As a child in África in the 70s our schools syllabus was complete if you compare It to today. At 10 yrs we had people in different Jobs give us talks, had a day for clubs which we were encouraged to create. Today education thinks only about .....
@@Micheph In England we have no excuse for poorly educating people. Education is a political football here. Worse still, some state schools have been given to for profit companies to run. This directly gives state funds to profit hungry individuals. Fraud and corruption are the top items on their curriculum.
He is spot on about why I voted for Brexit - it was because I knew it would be the only chance I'd ever have of voting on it.
Our company has a project management department. One of them hung a t shirt on their office wall that read, 'i solve problems you didn't know you had in ways you can't understand'. Which i corrected one night to, 'i create problems you didn't know you had in ways i can't understand'. 😂
I was so exasperated by the decisions management were making I doubted my own sanity.

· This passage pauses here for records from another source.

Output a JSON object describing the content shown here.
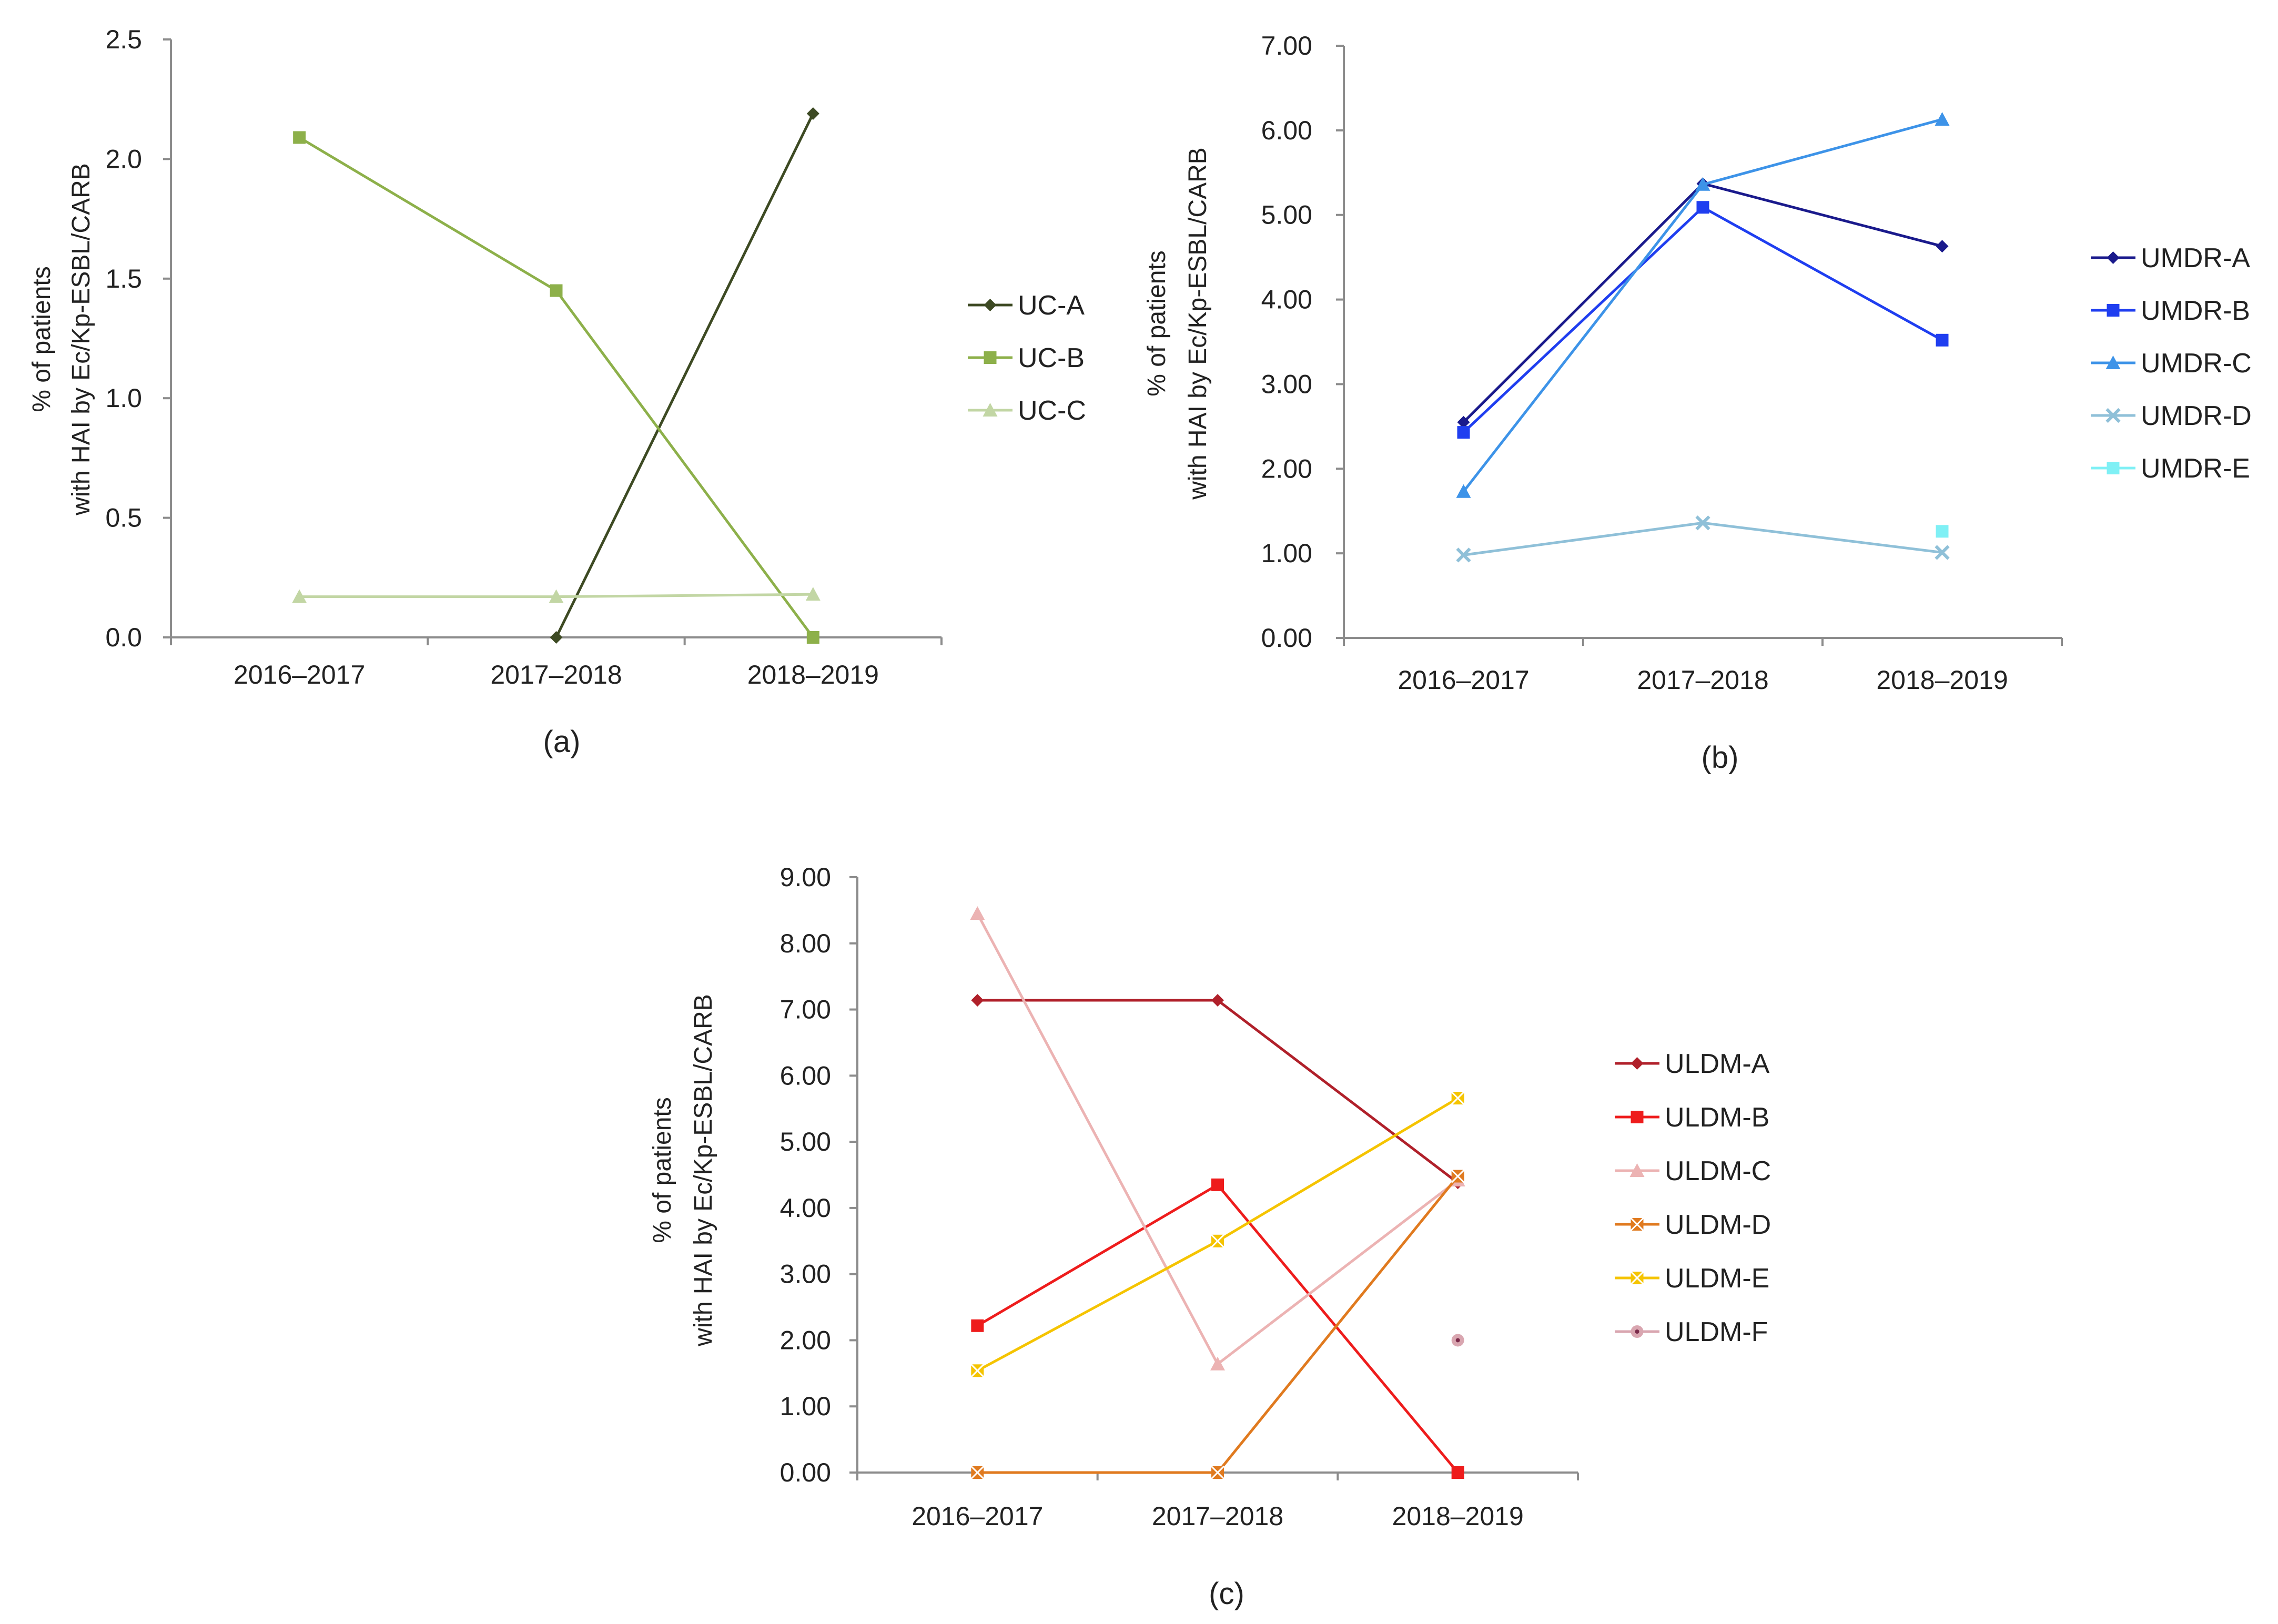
{
  "chart_data": [
    {
      "id": "a",
      "type": "line",
      "panel_label": "(a)",
      "ylabel_lines": [
        "% of patients",
        "with HAI by Ec/Kp-ESBL/CARB"
      ],
      "categories": [
        "2016–2017",
        "2017–2018",
        "2018–2019"
      ],
      "ylim": [
        0,
        2.5
      ],
      "yticks": [
        "0.0",
        "0.5",
        "1.0",
        "1.5",
        "2.0",
        "2.5"
      ],
      "ytick_values": [
        0,
        0.5,
        1.0,
        1.5,
        2.0,
        2.5
      ],
      "grid": false,
      "legend_position": "right",
      "series": [
        {
          "name": "UC-A",
          "color": "#3d4a23",
          "marker": "diamond",
          "values": [
            null,
            0.0,
            2.19
          ]
        },
        {
          "name": "UC-B",
          "color": "#8db04a",
          "marker": "square",
          "values": [
            2.09,
            1.45,
            0.0
          ]
        },
        {
          "name": "UC-C",
          "color": "#c2d6a4",
          "marker": "triangle",
          "values": [
            0.17,
            0.17,
            0.18
          ]
        }
      ]
    },
    {
      "id": "b",
      "type": "line",
      "panel_label": "(b)",
      "ylabel_lines": [
        "% of patients",
        "with HAI by Ec/Kp-ESBL/CARB"
      ],
      "categories": [
        "2016–2017",
        "2017–2018",
        "2018–2019"
      ],
      "ylim": [
        0,
        7
      ],
      "yticks": [
        "0.00",
        "1.00",
        "2.00",
        "3.00",
        "4.00",
        "5.00",
        "6.00",
        "7.00"
      ],
      "ytick_values": [
        0,
        1,
        2,
        3,
        4,
        5,
        6,
        7
      ],
      "grid": false,
      "legend_position": "right",
      "series": [
        {
          "name": "UMDR-A",
          "color": "#1a1a8c",
          "marker": "diamond",
          "values": [
            2.55,
            5.37,
            4.63
          ]
        },
        {
          "name": "UMDR-B",
          "color": "#1f3ef0",
          "marker": "square",
          "values": [
            2.43,
            5.09,
            3.52
          ]
        },
        {
          "name": "UMDR-C",
          "color": "#3d93e8",
          "marker": "triangle",
          "values": [
            1.73,
            5.36,
            6.13
          ]
        },
        {
          "name": "UMDR-D",
          "color": "#8fc0d8",
          "marker": "x",
          "values": [
            0.98,
            1.36,
            1.01
          ]
        },
        {
          "name": "UMDR-E",
          "color": "#7ff0f5",
          "marker": "square",
          "values": [
            null,
            null,
            1.26
          ]
        }
      ]
    },
    {
      "id": "c",
      "type": "line",
      "panel_label": "(c)",
      "ylabel_lines": [
        "% of patients",
        "with HAI by Ec/Kp-ESBL/CARB"
      ],
      "categories": [
        "2016–2017",
        "2017–2018",
        "2018–2019"
      ],
      "ylim": [
        0,
        9
      ],
      "yticks": [
        "0.00",
        "1.00",
        "2.00",
        "3.00",
        "4.00",
        "5.00",
        "6.00",
        "7.00",
        "8.00",
        "9.00"
      ],
      "ytick_values": [
        0,
        1,
        2,
        3,
        4,
        5,
        6,
        7,
        8,
        9
      ],
      "grid": false,
      "legend_position": "right",
      "series": [
        {
          "name": "ULDM-A",
          "color": "#b0202a",
          "marker": "diamond",
          "values": [
            7.14,
            7.14,
            4.38
          ]
        },
        {
          "name": "ULDM-B",
          "color": "#ee1c1c",
          "marker": "square",
          "values": [
            2.22,
            4.35,
            0.0
          ]
        },
        {
          "name": "ULDM-C",
          "color": "#ecb3b3",
          "marker": "triangle",
          "values": [
            8.45,
            1.64,
            4.42
          ]
        },
        {
          "name": "ULDM-D",
          "color": "#e07a1f",
          "marker": "xsquare",
          "values": [
            0.0,
            0.0,
            4.48
          ]
        },
        {
          "name": "ULDM-E",
          "color": "#f5c400",
          "marker": "xsquare",
          "values": [
            1.54,
            3.5,
            5.66
          ]
        },
        {
          "name": "ULDM-F",
          "color": "#d9a6b0",
          "marker": "circle",
          "values": [
            null,
            null,
            2.0
          ]
        }
      ]
    }
  ]
}
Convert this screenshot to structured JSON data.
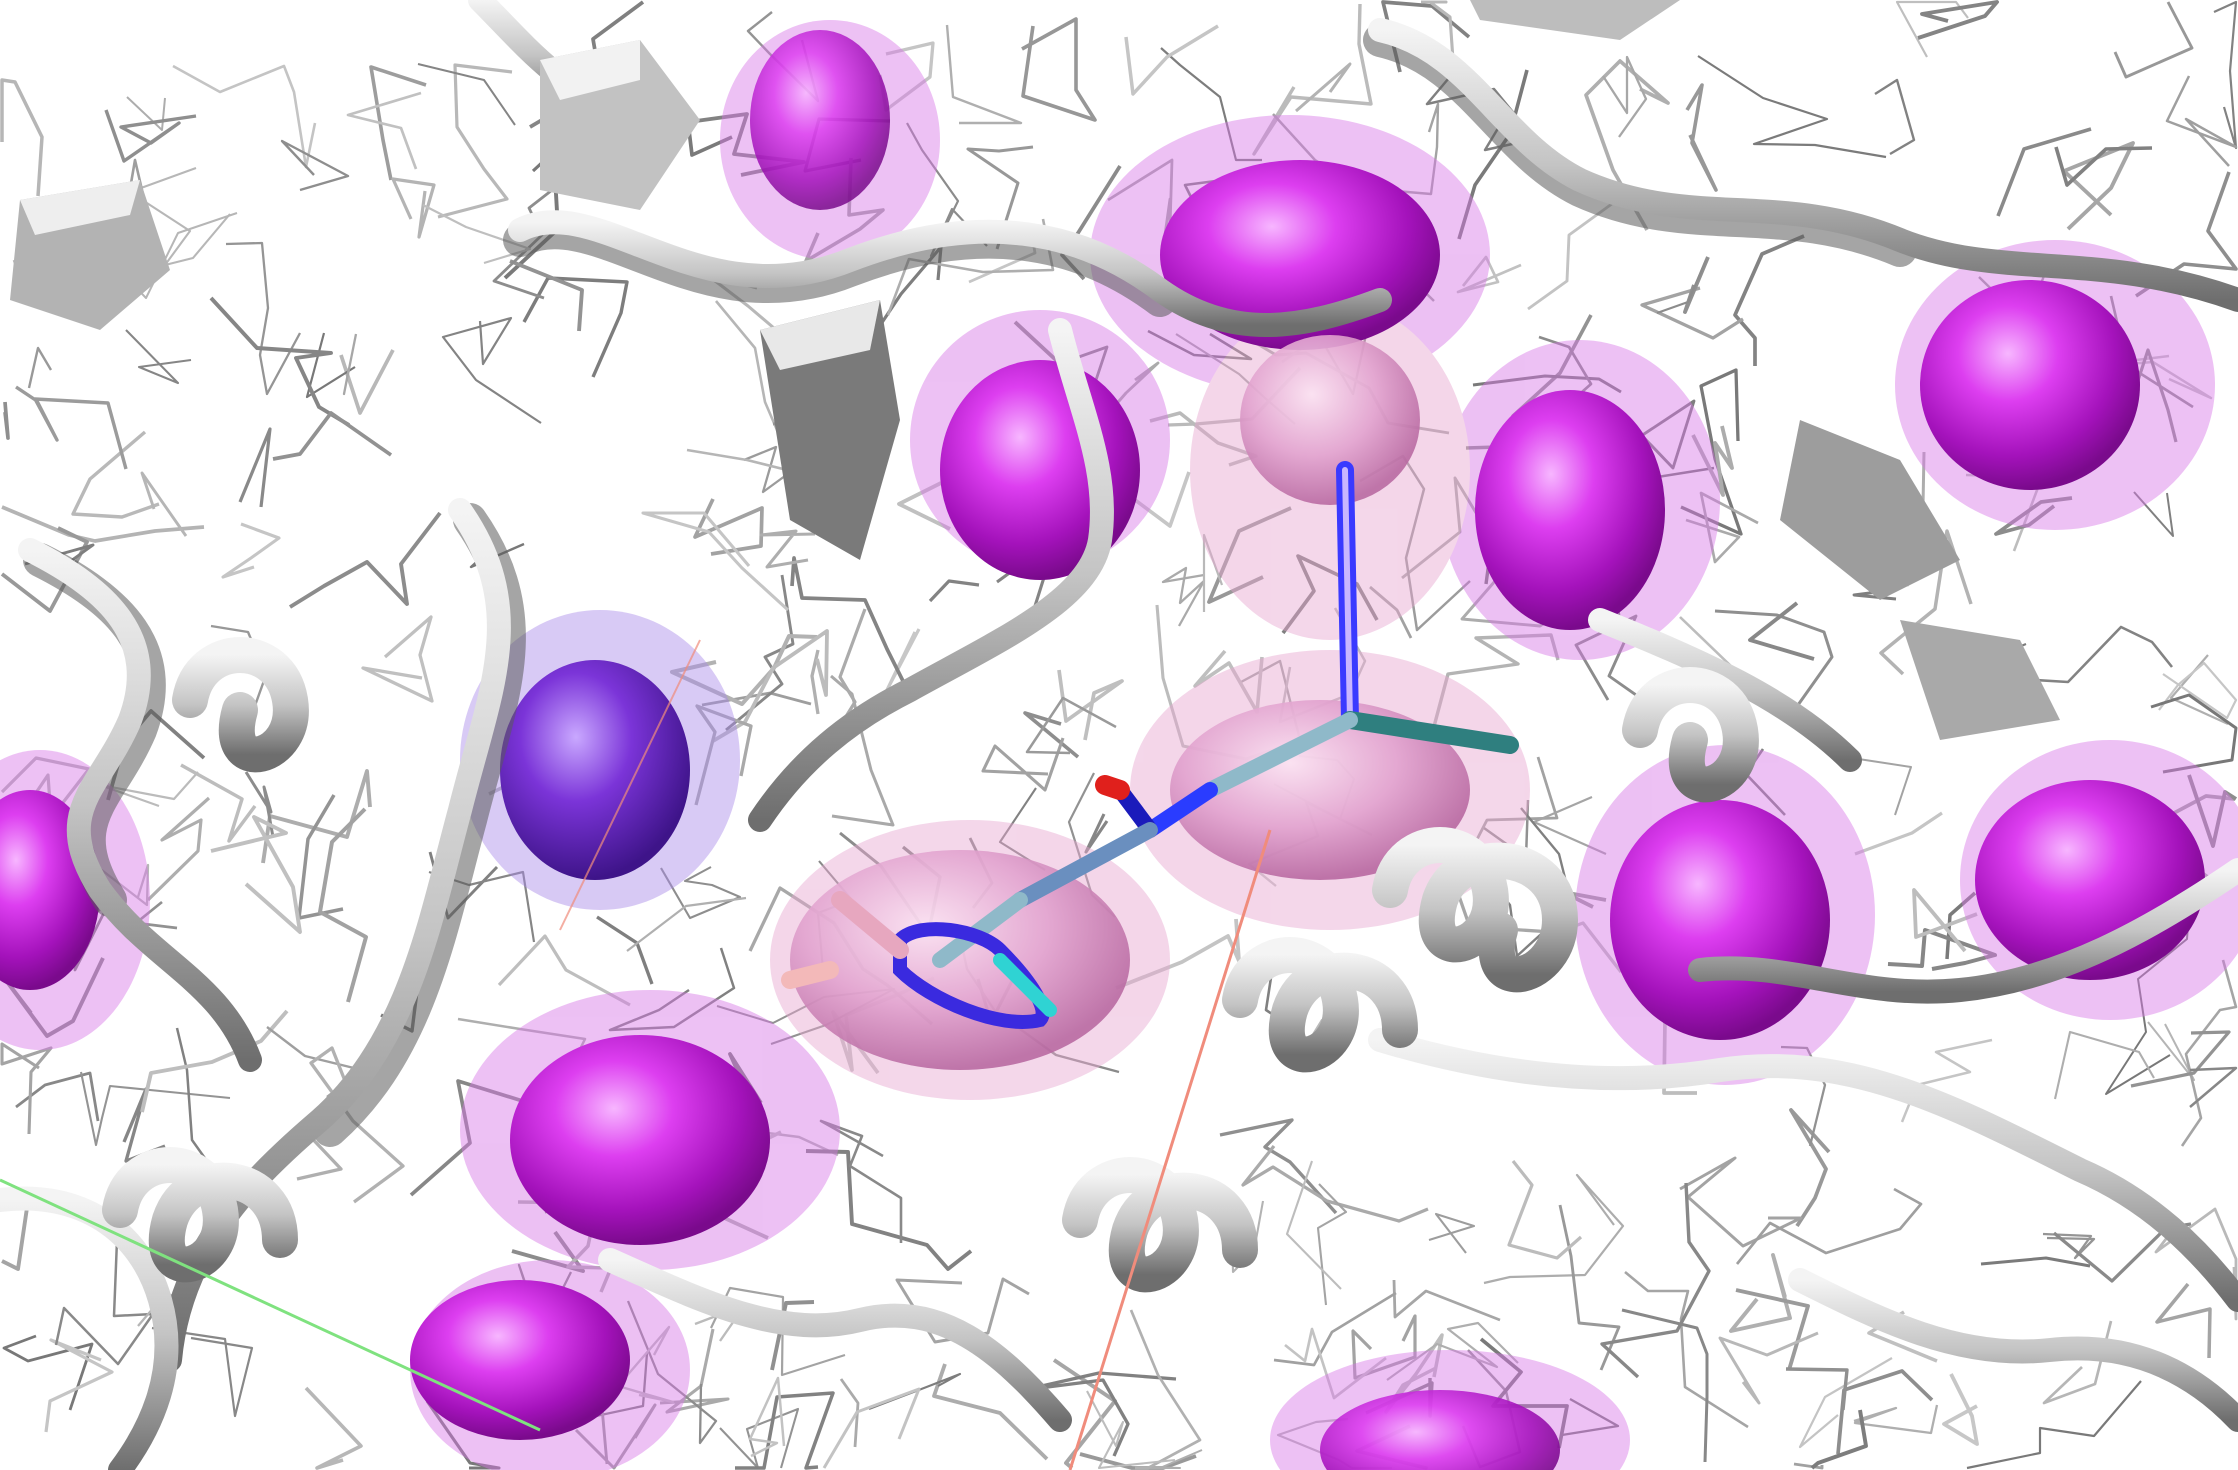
{
  "scene": {
    "subject": "protein-ligand-binding-site",
    "colors": {
      "background": "#ffffff",
      "ribbon": "#c9c9c9",
      "ribbon_shadow": "#6f6f6f",
      "sidechain": "#8f8f8f",
      "surface_magenta": "#c21fd6",
      "surface_violet": "#6a2bd0",
      "surface_pink": "#d98fc0",
      "ligand_carbon": "#8fb9c9",
      "ligand_nitrogen": "#2a3cff",
      "ligand_oxygen": "#e0201c",
      "ligand_teal": "#2f7f7f",
      "contact_line_red": "#f08c7c",
      "contact_line_green": "#7fe27f"
    }
  }
}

Passing the Mensa test in the top 1/2% reassured me I'm not the problem.
Having worked for Accenture for many years before my retirement, I can sympathise with that doorman.
I’m reminded of something David Willets (UK politician) complained about… he said it is impossible for politicians to safely do double-blind trials (which is a similar approach to having bees who ignore the waggle dance) because if the trial proves a failure the press will complain that ‘money had been wasted’ on a dumb trial, and if it proves a success, the press will complain that the idea should have been rolled out faster. So the system forces politicians who are media-savvy to implement every idea they have without testing it first. Then they’re safe… they have ‘done their job’, and nobody can point to proof that they were wrong.
The Internet is basically a big fat example of getting rid of the doorman. It's the primary reason why addictions have risen while "life has gotten better".
My favorite add line was on a fruit truck i remember it from 15 years ago "Anything fresher is still growing "it made me chuckle
Businesses and companies are crazy now from auto phone lines, retail staff and banks with no roles & certainly no empowerment- the loss of thinking, interaction and empowerment is so frustrating and people are giving up on a world with common sense 😢
“A sturdy lad from New Hampshire or Vermont, who in turn tries all the professions, who teams it, farms it, peddles, keeps a school, preaches, edits a newspaper, goes to Congress, buys a township, and so forth, in successive years, and always, like a cat, falls on his feet, is worth a hundred of these city dolls.” -R.W. Emerson
If M&S cafe run out of milk or sausages the staff can't go down to their grocery department and pick up what they need! Bonkers!
This is my new favorite man in the world.
I with Rory would do business lunches in Australia!
Don't know how many companies say they want improvement, and when you spend the time to analyse there business and offer improvement. Very few and far between actually want change. In the end i quit this career as it was self torture
The locker problem happened to me multiple times. Now, I decided not to use them again.
"I work in creative field - therefore there's creativity in my field alone."
This is a toxic mindset. I worked with very tired creatives that could only copy. And I worked with very creative engineers. Plenty of people enjoy being creative, and plenty of good managers out there embrace and celebrate that. Not just your little corner of the universe.